Tuesday, June 22, 2010

Looking for a Partner

If you looked at this picture and said "Awe" you wouldn't be the first.  On Winnie's first day home there was little else you could focus on but that adorable gerbil-like creature that would one day grow up to be a Corgi. 

Dogs have intrigued me from the very beginning.  Even as a child I found something fundamentally civilized about dogs and people living and working together.  I remember studying my Child Craft Encyclopedia of Dogs from cover to cover several times over.  I could name dozens of breeds on sight or by description, tell you what they were used for, and where they came from.  I knew what made a dog different from a wolf.  I could retell the countless stories I read of heroic dogs through the ages.  Perhaps children feel this more keenly than adults but there was something about having a partner tailored for a united purpose that was immensely satisfying.  Boy, did I ever want a dog. 

We had a few growing up.  Our first dog, Prince (named after Prince Charming from Sleeping Beauty), was really my father's dog.  Now, as an adult, I understand that an 8 year old cannot possibly be fully responsible for training and caring for an animal as needy as a dog but at the time I felt a disconnect with Prince because of my lack of involvement.  He was a hyper Springer Spaniel that spent most of his life outside and not very engaged with the family.  Springer's are also in the sporting group. 

Now, I know every dog is different but let's be honest, we all identify more acutely with some over others be it for looks or personality and the sporting group is just one I've never been able to get excited about.  I'm not a hunter (I don't object to it... it's just not where I get my kicks).  The idea of chasing something through the woods is just not my idea of a good time so how can I expect a creature that has been developed over centuries to think hunting is the only way to spend their day to be on the same page as me?  I think it's a bit unrealistic.  The herding group however, is something I can get on board with.  This is a rounded, all-purpose, group of farm dogs that think independently as well as work closely with their humans, do a little light guarding, and pride themselves on a job well done.  Sign me up for one of those.  Of course, this group isn't without it's downsides but that's another blog. 

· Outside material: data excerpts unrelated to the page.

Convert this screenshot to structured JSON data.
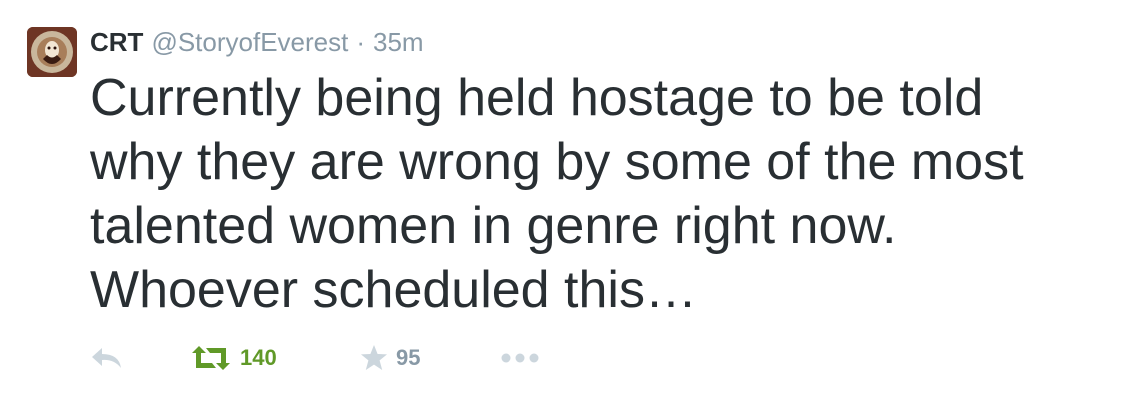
{
  "tweet": {
    "name": "CRT",
    "handle": "@StoryofEverest",
    "separator": "·",
    "time": "35m",
    "text_lines": [
      "Currently being held hostage to be told",
      "why they are wrong by some of the most",
      "talented women in genre right now.",
      "Whoever scheduled this…"
    ],
    "actions": {
      "reply_icon": "reply-icon",
      "retweet_icon": "retweet-icon",
      "retweet_count": "140",
      "retweet_color": "#609928",
      "favorite_icon": "star-icon",
      "favorite_count": "95",
      "favorite_color": "#8899a6",
      "more_icon": "more-dots-icon"
    }
  }
}
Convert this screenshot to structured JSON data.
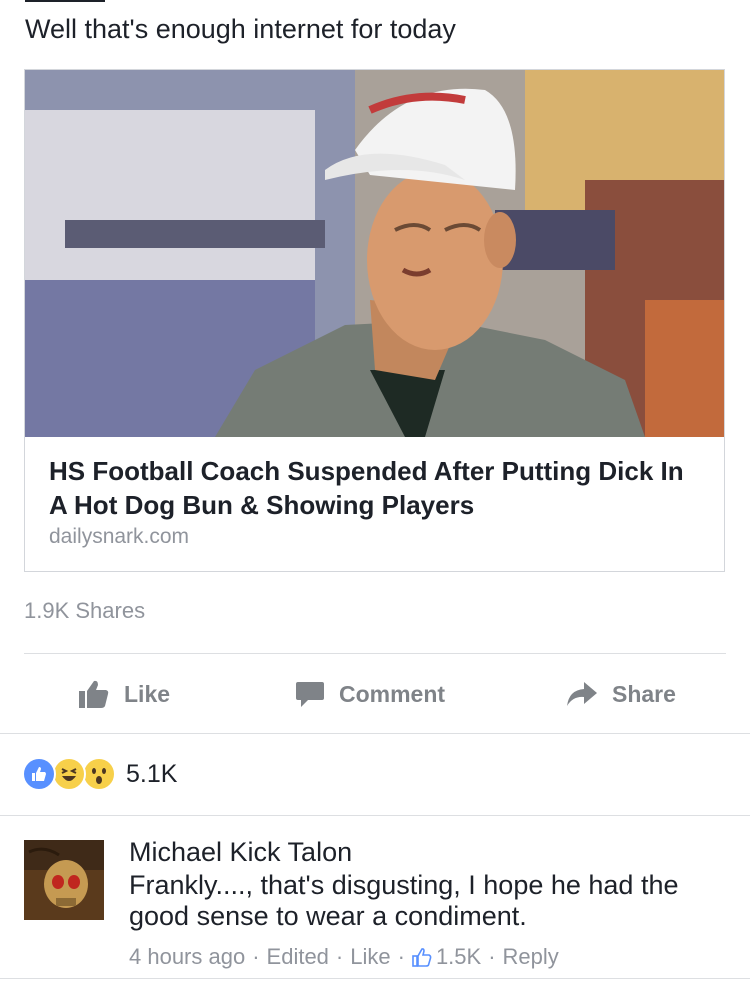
{
  "post": {
    "text": "Well that's enough internet for today"
  },
  "link_card": {
    "title": "HS Football Coach Suspended After Putting Dick In A Hot Dog Bun & Showing Players",
    "domain": "dailysnark.com",
    "image_icon": "coach-photo"
  },
  "shares": "1.9K Shares",
  "actions": {
    "like": "Like",
    "comment": "Comment",
    "share": "Share"
  },
  "reactions": {
    "icons": [
      "like-reaction-icon",
      "haha-reaction-icon",
      "wow-reaction-icon"
    ],
    "count": "5.1K"
  },
  "comment": {
    "author": "Michael Kick Talon",
    "text": "Frankly...., that's disgusting, I hope he had the good sense to wear a condiment.",
    "time": "4 hours ago",
    "edited": "Edited",
    "like": "Like",
    "like_count": "1.5K",
    "reply": "Reply",
    "separator": "·"
  },
  "colors": {
    "text": "#1d2129",
    "secondary": "#90949c",
    "action": "#7f8388",
    "like_blue": "#5890ff",
    "emoji_yellow": "#f7d04a"
  }
}
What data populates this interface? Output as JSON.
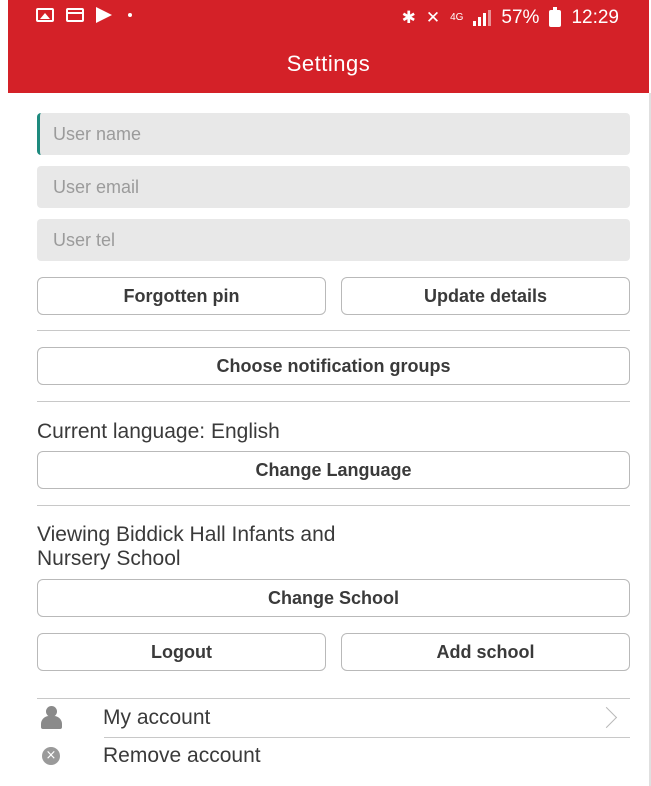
{
  "status_bar": {
    "battery": "57%",
    "time": "12:29",
    "network": "4G"
  },
  "header": {
    "title": "Settings"
  },
  "form": {
    "user_name_placeholder": "User name",
    "user_email_placeholder": "User email",
    "user_tel_placeholder": "User tel"
  },
  "buttons": {
    "forgotten_pin": "Forgotten pin",
    "update_details": "Update details",
    "choose_notification_groups": "Choose notification groups",
    "change_language": "Change Language",
    "change_school": "Change School",
    "logout": "Logout",
    "add_school": "Add school"
  },
  "language": {
    "current_label": "Current language: English"
  },
  "school": {
    "viewing_line1": "Viewing Biddick Hall Infants and",
    "viewing_line2": "Nursery School"
  },
  "account_list": {
    "items": [
      {
        "label": "My account",
        "icon": "person-icon"
      },
      {
        "label": "Remove account",
        "icon": "remove-circle-icon"
      }
    ]
  },
  "colors": {
    "header_bg": "#d42128",
    "field_bg": "#e8e8e8",
    "cursor": "#1e8a7e"
  }
}
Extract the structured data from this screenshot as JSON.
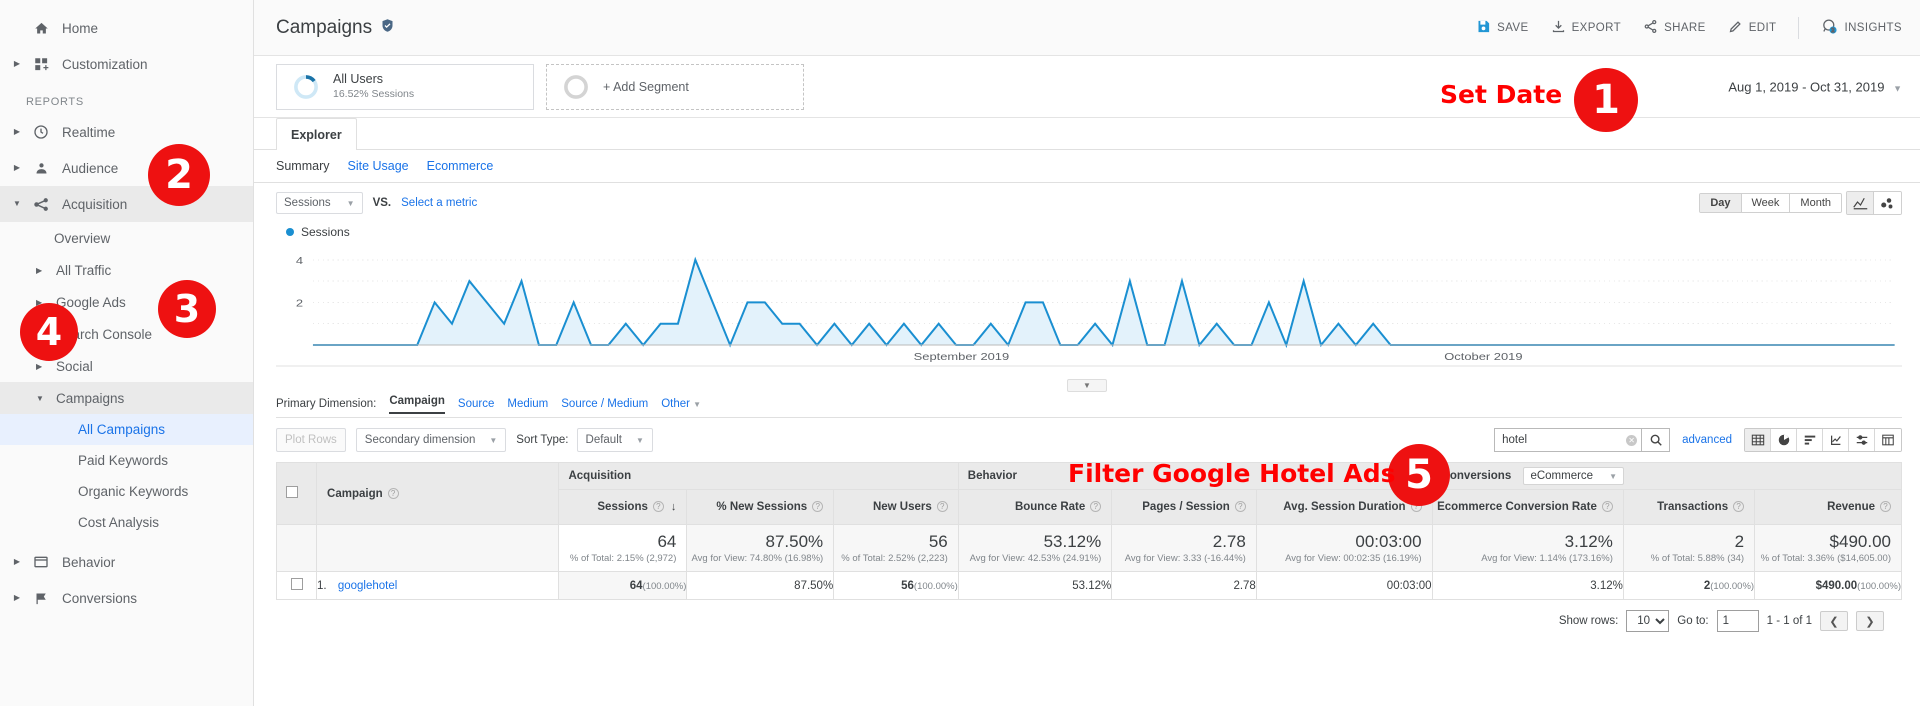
{
  "sidebar": {
    "top_items": [
      {
        "label": "Home",
        "icon": "home-icon",
        "expandable": false
      },
      {
        "label": "Customization",
        "icon": "customization-icon",
        "expandable": true
      }
    ],
    "section_title": "REPORTS",
    "report_items": [
      {
        "label": "Realtime",
        "icon": "clock-icon",
        "expandable": true,
        "expanded": false
      },
      {
        "label": "Audience",
        "icon": "person-icon",
        "expandable": true,
        "expanded": false
      },
      {
        "label": "Acquisition",
        "icon": "acquisition-icon",
        "expandable": true,
        "expanded": true
      }
    ],
    "acquisition_children": [
      {
        "label": "Overview",
        "arrow": false
      },
      {
        "label": "All Traffic",
        "arrow": true
      },
      {
        "label": "Google Ads",
        "arrow": true
      },
      {
        "label": "Search Console",
        "arrow": true
      },
      {
        "label": "Social",
        "arrow": true
      },
      {
        "label": "Campaigns",
        "arrow": true,
        "expanded": true
      }
    ],
    "campaign_children": [
      {
        "label": "All Campaigns",
        "selected": true
      },
      {
        "label": "Paid Keywords",
        "selected": false
      },
      {
        "label": "Organic Keywords",
        "selected": false
      },
      {
        "label": "Cost Analysis",
        "selected": false
      }
    ],
    "bottom_items": [
      {
        "label": "Behavior",
        "icon": "behavior-icon",
        "expandable": true
      },
      {
        "label": "Conversions",
        "icon": "flag-icon",
        "expandable": true
      }
    ]
  },
  "header": {
    "title": "Campaigns",
    "shield_icon": "verified-shield-icon",
    "actions": [
      {
        "label": "SAVE",
        "icon": "save-icon"
      },
      {
        "label": "EXPORT",
        "icon": "export-icon"
      },
      {
        "label": "SHARE",
        "icon": "share-icon"
      },
      {
        "label": "EDIT",
        "icon": "edit-pencil-icon"
      },
      {
        "label": "INSIGHTS",
        "icon": "insights-icon"
      }
    ]
  },
  "segments": {
    "all_users": {
      "name": "All Users",
      "sub": "16.52% Sessions"
    },
    "add_segment": "+ Add Segment"
  },
  "date_range": "Aug 1, 2019 - Oct 31, 2019",
  "explorer": {
    "tab_label": "Explorer",
    "metric_tabs": [
      {
        "label": "Summary",
        "selected": true
      },
      {
        "label": "Site Usage",
        "selected": false
      },
      {
        "label": "Ecommerce",
        "selected": false
      }
    ]
  },
  "chart_controls": {
    "metric_selector": "Sessions",
    "vs_label": "VS.",
    "select_metric": "Select a metric",
    "granularity": [
      {
        "label": "Day",
        "selected": true
      },
      {
        "label": "Week",
        "selected": false
      },
      {
        "label": "Month",
        "selected": false
      }
    ],
    "chart_types": [
      {
        "icon": "line-chart-icon",
        "selected": true
      },
      {
        "icon": "motion-chart-icon",
        "selected": false
      }
    ]
  },
  "chart_data": {
    "type": "area",
    "title": "",
    "series": [
      {
        "name": "Sessions",
        "color": "#1a8fd1",
        "values": [
          0,
          0,
          0,
          0,
          0,
          0,
          0,
          2,
          1,
          3,
          2,
          1,
          3,
          0,
          0,
          2,
          0,
          0,
          1,
          0,
          1,
          1,
          4,
          2,
          0,
          2,
          2,
          1,
          1,
          0,
          1,
          0,
          1,
          0,
          1,
          0,
          1,
          0,
          0,
          1,
          0,
          2,
          2,
          0,
          0,
          1,
          0,
          3,
          0,
          0,
          3,
          0,
          1,
          0,
          0,
          2,
          0,
          3,
          0,
          1,
          0,
          1,
          0,
          0,
          0,
          0,
          0,
          0,
          0,
          0,
          0,
          0,
          0,
          0,
          0,
          0,
          0,
          0,
          0,
          0,
          0,
          0,
          0,
          0,
          0,
          0,
          0,
          0,
          0,
          0,
          0,
          0
        ]
      }
    ],
    "ylabel": "",
    "xlabel": "",
    "ylim": [
      0,
      4.6
    ],
    "yticks": [
      2,
      4
    ],
    "grid": true,
    "legend": "Sessions",
    "legend_position": "top-left",
    "x_month_labels": [
      {
        "label": "September 2019",
        "pos": 0.41
      },
      {
        "label": "October 2019",
        "pos": 0.74
      }
    ]
  },
  "primary_dimension": {
    "label": "Primary Dimension:",
    "options": [
      {
        "label": "Campaign",
        "selected": true
      },
      {
        "label": "Source",
        "selected": false
      },
      {
        "label": "Medium",
        "selected": false
      },
      {
        "label": "Source / Medium",
        "selected": false
      },
      {
        "label": "Other",
        "selected": false,
        "caret": true
      }
    ]
  },
  "table_tools": {
    "plot_rows": "Plot Rows",
    "secondary_dimension": "Secondary dimension",
    "sort_type_label": "Sort Type:",
    "sort_type_value": "Default",
    "search_value": "hotel",
    "search_placeholder": "",
    "advanced": "advanced",
    "view_types": [
      {
        "icon": "table-view-icon",
        "selected": true
      },
      {
        "icon": "pie-view-icon",
        "selected": false
      },
      {
        "icon": "bar-view-icon",
        "selected": false
      },
      {
        "icon": "performance-view-icon",
        "selected": false
      },
      {
        "icon": "comparison-view-icon",
        "selected": false
      },
      {
        "icon": "pivot-view-icon",
        "selected": false
      }
    ]
  },
  "table": {
    "groups": [
      {
        "label": "Acquisition",
        "span": 3
      },
      {
        "label": "Behavior",
        "span": 3
      },
      {
        "label": "Conversions",
        "span": 3,
        "dropdown": "eCommerce"
      }
    ],
    "dimension_header": "Campaign",
    "columns": [
      {
        "label": "Sessions",
        "sorted": true
      },
      {
        "label": "% New Sessions",
        "sorted": false
      },
      {
        "label": "New Users",
        "sorted": false
      },
      {
        "label": "Bounce Rate",
        "sorted": false
      },
      {
        "label": "Pages / Session",
        "sorted": false
      },
      {
        "label": "Avg. Session Duration",
        "sorted": false
      },
      {
        "label": "Ecommerce Conversion Rate",
        "sorted": false
      },
      {
        "label": "Transactions",
        "sorted": false
      },
      {
        "label": "Revenue",
        "sorted": false
      }
    ],
    "summary": [
      {
        "value": "64",
        "sub": "% of Total: 2.15% (2,972)"
      },
      {
        "value": "87.50%",
        "sub": "Avg for View: 74.80% (16.98%)"
      },
      {
        "value": "56",
        "sub": "% of Total: 2.52% (2,223)"
      },
      {
        "value": "53.12%",
        "sub": "Avg for View: 42.53% (24.91%)"
      },
      {
        "value": "2.78",
        "sub": "Avg for View: 3.33 (-16.44%)"
      },
      {
        "value": "00:03:00",
        "sub": "Avg for View: 00:02:35 (16.19%)"
      },
      {
        "value": "3.12%",
        "sub": "Avg for View: 1.14% (173.16%)"
      },
      {
        "value": "2",
        "sub": "% of Total: 5.88% (34)"
      },
      {
        "value": "$490.00",
        "sub": "% of Total: 3.36% ($14,605.00)"
      }
    ],
    "rows": [
      {
        "index": "1.",
        "name": "googlehotel",
        "cells": [
          {
            "main": "64",
            "pct": "(100.00%)",
            "bold": true
          },
          {
            "main": "87.50%",
            "pct": "",
            "bold": false
          },
          {
            "main": "56",
            "pct": "(100.00%)",
            "bold": true
          },
          {
            "main": "53.12%",
            "pct": "",
            "bold": false
          },
          {
            "main": "2.78",
            "pct": "",
            "bold": false
          },
          {
            "main": "00:03:00",
            "pct": "",
            "bold": false
          },
          {
            "main": "3.12%",
            "pct": "",
            "bold": false
          },
          {
            "main": "2",
            "pct": "(100.00%)",
            "bold": true
          },
          {
            "main": "$490.00",
            "pct": "(100.00%)",
            "bold": true
          }
        ]
      }
    ]
  },
  "pagination": {
    "show_rows_label": "Show rows:",
    "rows_value": "10",
    "goto_label": "Go to:",
    "goto_value": "1",
    "range_text": "1 - 1 of 1",
    "prev_icon": "chevron-left-icon",
    "next_icon": "chevron-right-icon"
  },
  "annotations": [
    {
      "id": "1",
      "number": "1",
      "text": "Set Date"
    },
    {
      "id": "2",
      "number": "2",
      "text": ""
    },
    {
      "id": "3",
      "number": "3",
      "text": ""
    },
    {
      "id": "4",
      "number": "4",
      "text": ""
    },
    {
      "id": "5",
      "number": "5",
      "text": "Filter Google Hotel Ads"
    }
  ],
  "colors": {
    "accent": "#1a73e8",
    "chart_line": "#1a8fd1",
    "annotation": "#ee1111"
  }
}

How did I choose a Corgi?  Largely it was due to some friends of mine that always had a pair around the house.  And even as a house-dog (rather than a farm-dog) these little herders found some chores to do and had a good time doing it.  Those long and low bodies, huge perked ears, and smart happy faces make me melt.  Every well adjusted Corgi I've ever met has at some point looked over their shoulder and up at you with a grin that reeks of an inside joke.  I was hooked.  And so at the beginning of my adult life - my childhood partner answered her call to duty when Winnie came home.